Broad molecular tumor profiling can offer clinical benefits to many cancer patients. This is further supported by the addition of broad genomic profiling to oncology practice guidelines, like the NCCN Clinical Practice Guidelines in Oncology (NCCN Guidelines®) in melanoma and non-small cell lung cancer (NSCLC). Now, studies are beginning to suggest that improvements in patient outcomes attributed to genomically-matched treatment regimens may help to balance the financial investment for cancer treatment. These studies are positive indicators that a comprehensive genomic profiling (CGP) approach in advanced cancer patients will be a key part in achieving ‘value-based oncology.
In new research recently published in JCO Precision Oncology1, we quantified the costs and benefits of genomically matching patients with metastatic cancer to therapy. This cost overlay study is the first to report anticancer drug costs and associated cost drivers for matched and unmatched therapies in these types of patients.
We found that the estimated mean anticancer drug cost for patients matched to targeted therapies was $68,729, compared to $30,664 for patients who were not matched to targeted therapies. Importantly, the increased drug treatment costs were largely attributable to a longer duration of therapy which was associated with longer time to treatment failure (TTF), rather than higher monthly drug costs. Additionally, patients receiving CGP early in their treatment journey trended towards improved outcomes and lower drug costs.
Improving Outcomes
The impact of genomically matched therapies on outcomes was based on a recent study2 which looked at 188 patients who were participants in a clinical study performed at M.D. Anderson Cancer Center in Houston, Texas. Of those patients, 122 were matched to a treatment based on a genomic alteration found by the FoundationOne® CGP test; 66 did not have a treatment match and received a therapy based on standard practice. In the study, patients who were matched with a targeted therapy experienced a mean TTF of 3.9 months, compared to 2.4 months for patients who were not matched with a therapy. Patients who were matched with a targeted therapy experienced a mean overall survival of 8.2 months. Patients who were not matched to a targeted therapy experienced a mean overall survival of 5.9 months. While these numbers may seem minimal at face value, for a patient battling cancer, two more months can mean more time spent with loved ones, seeing another birthday, or the opportunity to achieve an important life milestone.
These are encouraging results that we believe highlight the potential value of and need for genomic testing to match patients with the targeted therapy to which they’re likely to respond based on their individual tumor profile. CGP also has the potential to help prevent patients from receiving costly treatments to which they may not respond; although this study was not set up to measure this outcome.
Other studies have also demonstrated a favorable cost-benefit relationship for cancer therapies guided by genomic profiling. In a study published earlier this year3, patients receiving targeted therapy experienced mean progression-free survival (PFS) of 22.9 weeks, relative to 12 weeks for a control group, at a weekly cost that did not differ significantly between the groups.
Modeling Costs The budget impact to commercial United States health plans was also considered in a recent publication in the Journal of Medical Economics4. This study compared the cost of an increase in CGP testing versus non-CGP testing, including a combination of both “hotspot” panels and single gene testing approaches, in advanced NSCLC patients.

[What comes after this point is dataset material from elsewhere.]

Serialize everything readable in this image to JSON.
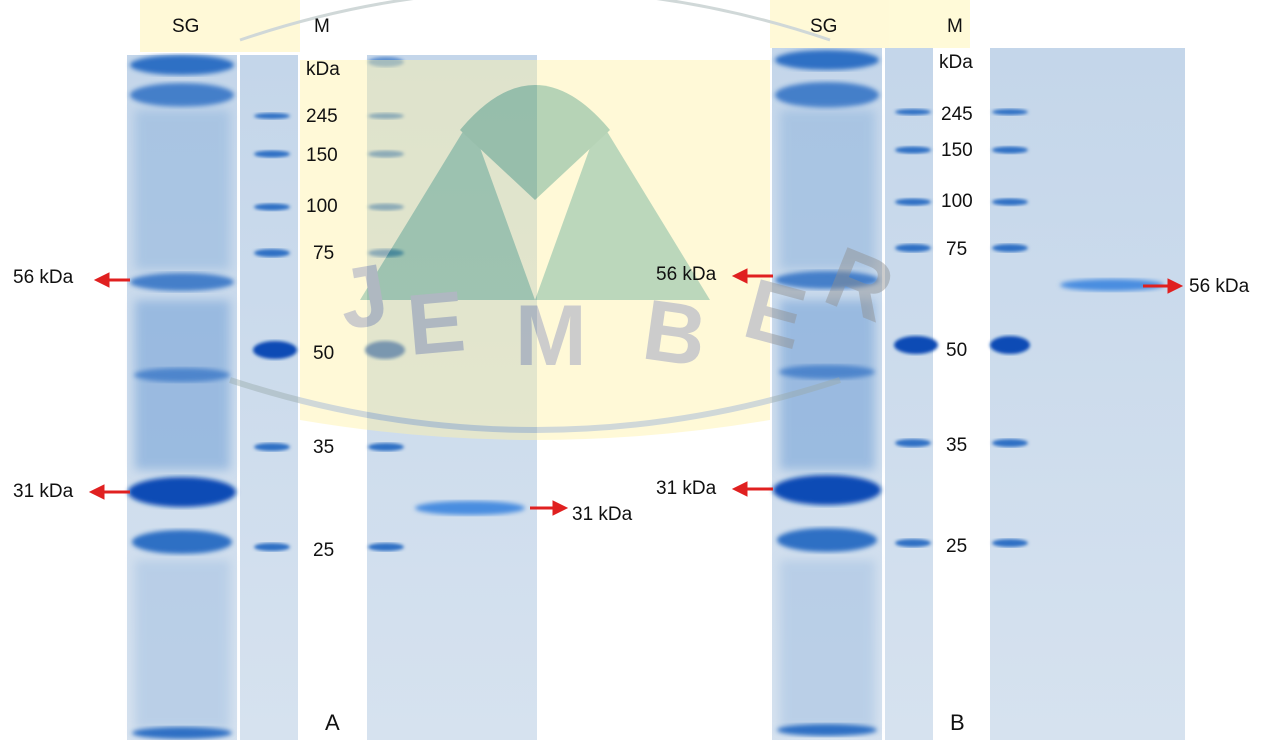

The study found that increasing the utilization of CGP tests within this patient group was associated with $0.02 per member per month budget impact to the payer model. Of that, $0.005 was attributable to testing cost and $0.013 to costs of prolonged drug treatment and survival, similar to the study out of M.D. Anderson Cancer Center mentioned above.

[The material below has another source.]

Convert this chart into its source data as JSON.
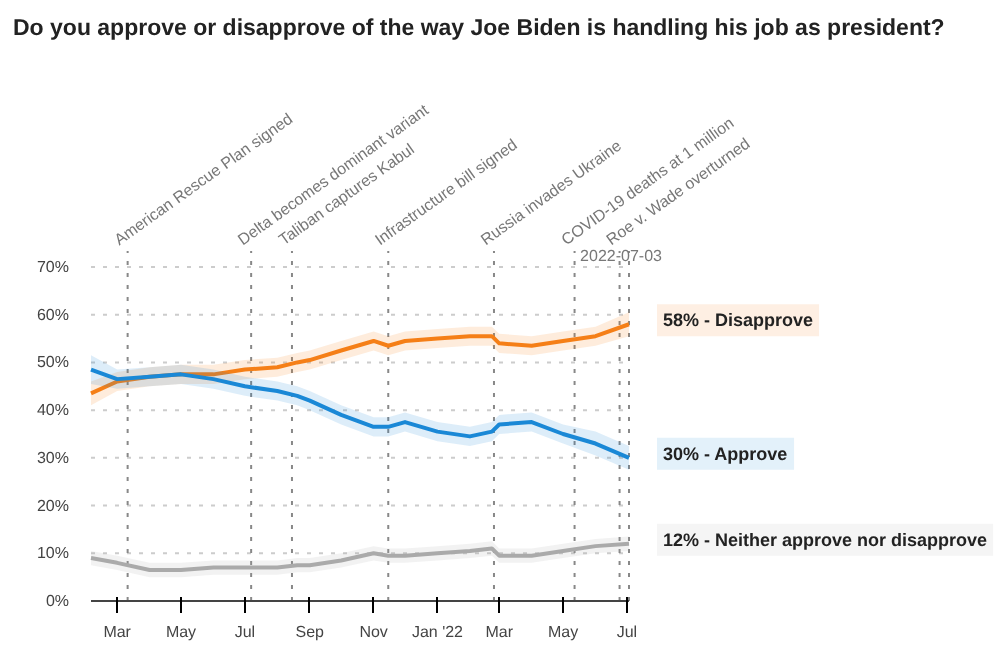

This economic analysis supports broader use of CGP in advanced NSCLC to maximize patients’ opportunities for being matched to effective treatments at manageable cost. These findings also indicate that the budget impact of CGP adoption is driven primarily by the clinical value generated in terms of longer treatment and survival and should not be viewed as a barrier to CGP access.

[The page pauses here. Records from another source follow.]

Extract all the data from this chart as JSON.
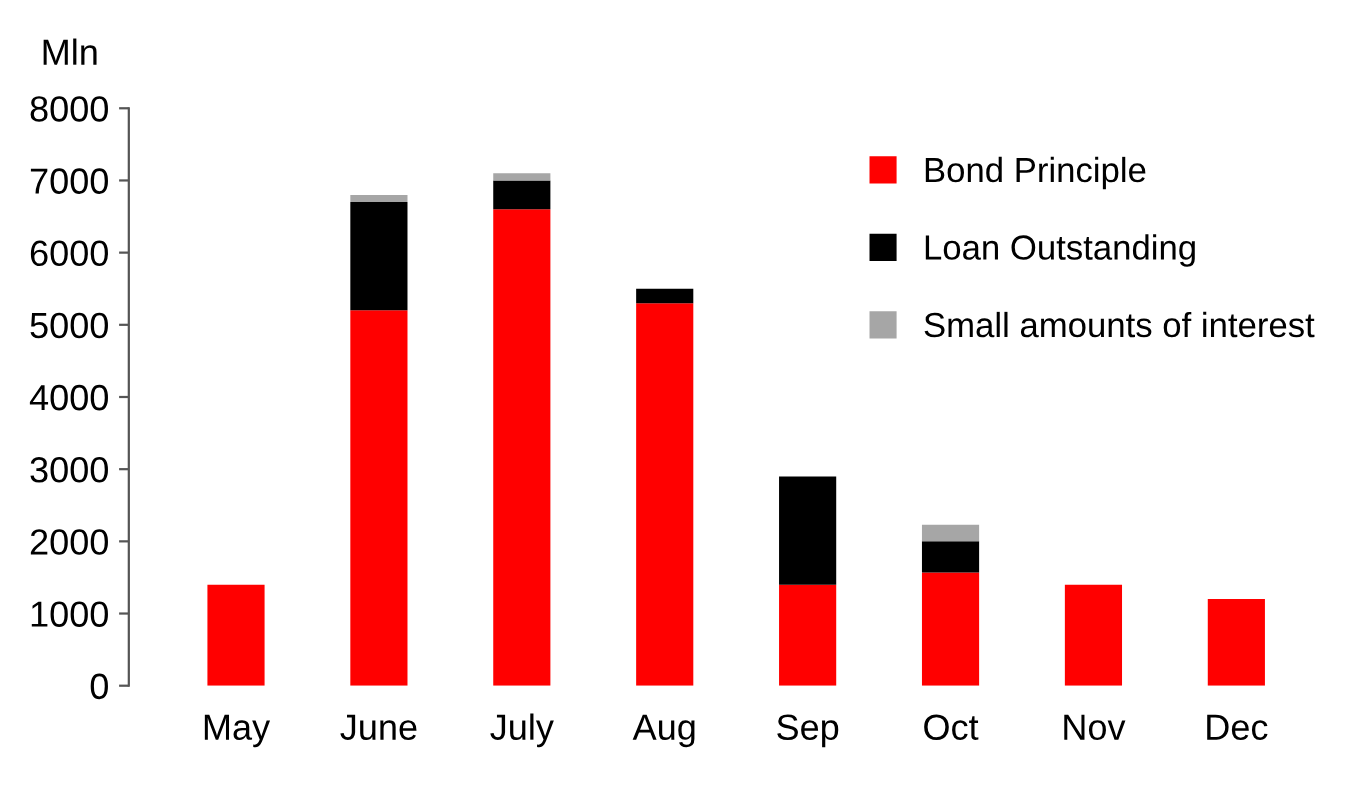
{
  "chart_data": {
    "type": "bar",
    "stacked": true,
    "ylabel": "Mln",
    "categories": [
      "May",
      "June",
      "July",
      "Aug",
      "Sep",
      "Oct",
      "Nov",
      "Dec"
    ],
    "series": [
      {
        "name": "Bond Principle",
        "color": "#ff0000",
        "values": [
          1400,
          5200,
          6600,
          5300,
          1400,
          1570,
          1400,
          1200
        ]
      },
      {
        "name": "Loan Outstanding",
        "color": "#000000",
        "values": [
          0,
          1500,
          400,
          200,
          1500,
          430,
          0,
          0
        ]
      },
      {
        "name": "Small amounts of interest",
        "color": "#a6a6a6",
        "values": [
          0,
          100,
          100,
          0,
          0,
          230,
          0,
          0
        ]
      }
    ],
    "ylim": [
      0,
      8000
    ],
    "yticks": [
      0,
      1000,
      2000,
      3000,
      4000,
      5000,
      6000,
      7000,
      8000
    ],
    "grid": false,
    "legend": "top right"
  }
}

All of these results help provide a foundation for future research to further our collective understanding of the clinical and economic value of CGP. As the precision medicine treatment landscape continues to evolve, we believe that the role and value of genomic testing will continue to be at the forefront of advancing patient care.
Notes
1 Chawla, A., Janku, F., Wheler, J., et al. Estimated cost of anticancer therapy directed by comprehensive genomic profiling in a single-center study [published online November 2, 2018]. JCO Precis Oncol. doi: 10.1200/PO.18.00074
2 Wheler JJ, Janku F, Naing A, et al. Cancer therapy directed by comprehensive genomic profiling: a single center study. Cancer Res. 2016 Jul 1;76(13):3690-701.
3 Haslem DS, Van Norman SB, Fulde G, et al. A retrospective analysis of precision medicine outcomes in patients with advanced cancer reveals improved progression-free survival without increased health care costs. J Oncol Pract. 2017 Feb;13(2):e108-e119.
4 Signorovitch, J., Zhou, Z., Ryan, J., et al. Budget impact analysis of comprehensive genomic profiling in patients with advanced non-small cell lung cancer [published online November 15, 2018]. J Med Econ. doi: 10.1080/13696998.2018.1549056.